DisArticle: a web server for SVM-based discrimination of articles on traditional medicine

MEDLINE is a bibliographic database that includes metadata and citations of biomedical literature. Although it covers articles in varying areas, including medicine, pharmacy, and biology from around the world, it does not categorize those articles by specific research area. The bibliographic content on MEDLINE is manually indexed through MeSH (Medical Subject Headings) [1], and the content can be searched for a specific topic using MeSH in Pubmed. However, because MeSH was originally designed to index, catalogue, and search articles with a controlled vocabulary thesaurus, it is difficult to apply it to the classification of academic disciplines.

Traditional medicine, particularly in Northeast Asia including traditional Chinese medicine (TCM), has developed from ancient times. A number of evidence-based articles have been published in this area in recent years. While MEDLINE also contains articles on traditional medicine, it does not offer a way to search for traditional medicine articles exclusively, making it difficult for researchers to analyze research trends in traditional medicine. Traditional medicine articles are often classified by MeSH headings such as “Medicine, Chinese Traditional”, but many articles remain without such a classification. Particularly in traditional medicine, a number of studies are being conducted in relation to herbal drugs, and these studies are generally classified by MeSH headings such as “Drugs, Chinese Herbal”. However, because studies on the effects of extracts or genomes of herbs are often identified by MeSH headings of “Plant Extracts” and “Genes, Plant”, respectively, it is not sufficient to use MeSH to determine whether the article is about traditional medicine.

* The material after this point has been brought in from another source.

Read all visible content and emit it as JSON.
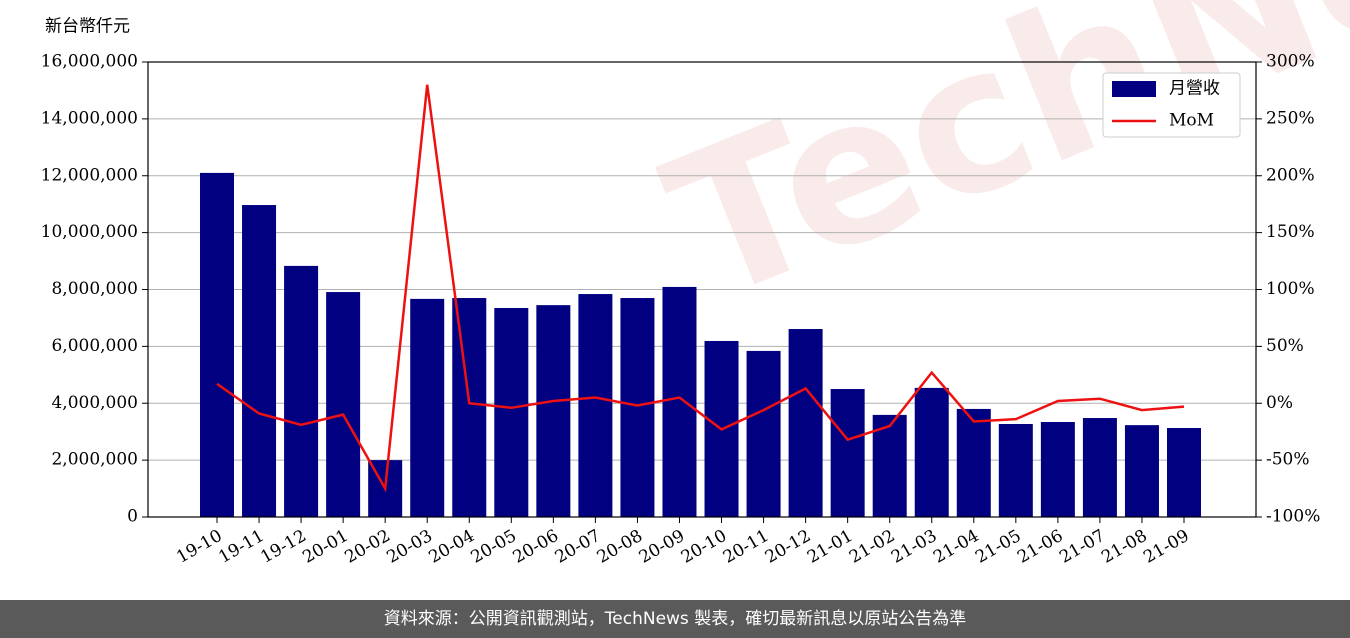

Therefore, in order to search for articles on traditional medicine, it is necessary to search for articles not only using MeSH, but also additional keywords. However, because different keywords will bring different search results, it is difficult to search exclusively for traditional medicine articles.

In academic disciplines, there generally exist journals that mainly publish articles for a specific discipline. However, all of the articles in the discipline are not always published in the given journal and literature databases such as MEDLINE include many journals covering various areas. Therefore, it is difficult to discriminate articles on traditional medicine from those of other disciplines by using only the journal information.

In order to overcome these difficulties, this research devised a classifier to identify articles on Northeast Asian traditional medicine by using the Support Vector Machine (SVM), which is widely used in text mining. We also constructed a web server called DisArticle, in which only articles on traditional medicine can be searched for from among all articles in MEDLINE. The major goal of DisArticle was to reduce the workload of researchers by reducing the number of articles they search and identify. This can help them to easily analyze research trends in traditional medicine.

Much research on machine learning techniques has been done, such as classification based on the MEDLINE database. The research on classification mainly has been done to discover new knowledge such as protein-protein interactions [2] or gene disease associations [3]. This research has been also used to extract gene terms [4] or chemical names [5] within the content of articles. Recently, an SVM-based classifier was constructed to determine whether a certain article describes a randomized clinical trial (RCT) [6]. MEDLINE not only includes the article publication type of the RCT, but also defines what work is about the RCT (http://www.ncbi.nlm.nih.gov/mesh/68016449). However, because the identification of RCTs is conducted in a simple way, this study proposes a classifier model to identify RCT articles using only the metadata and MeSH terms of each article.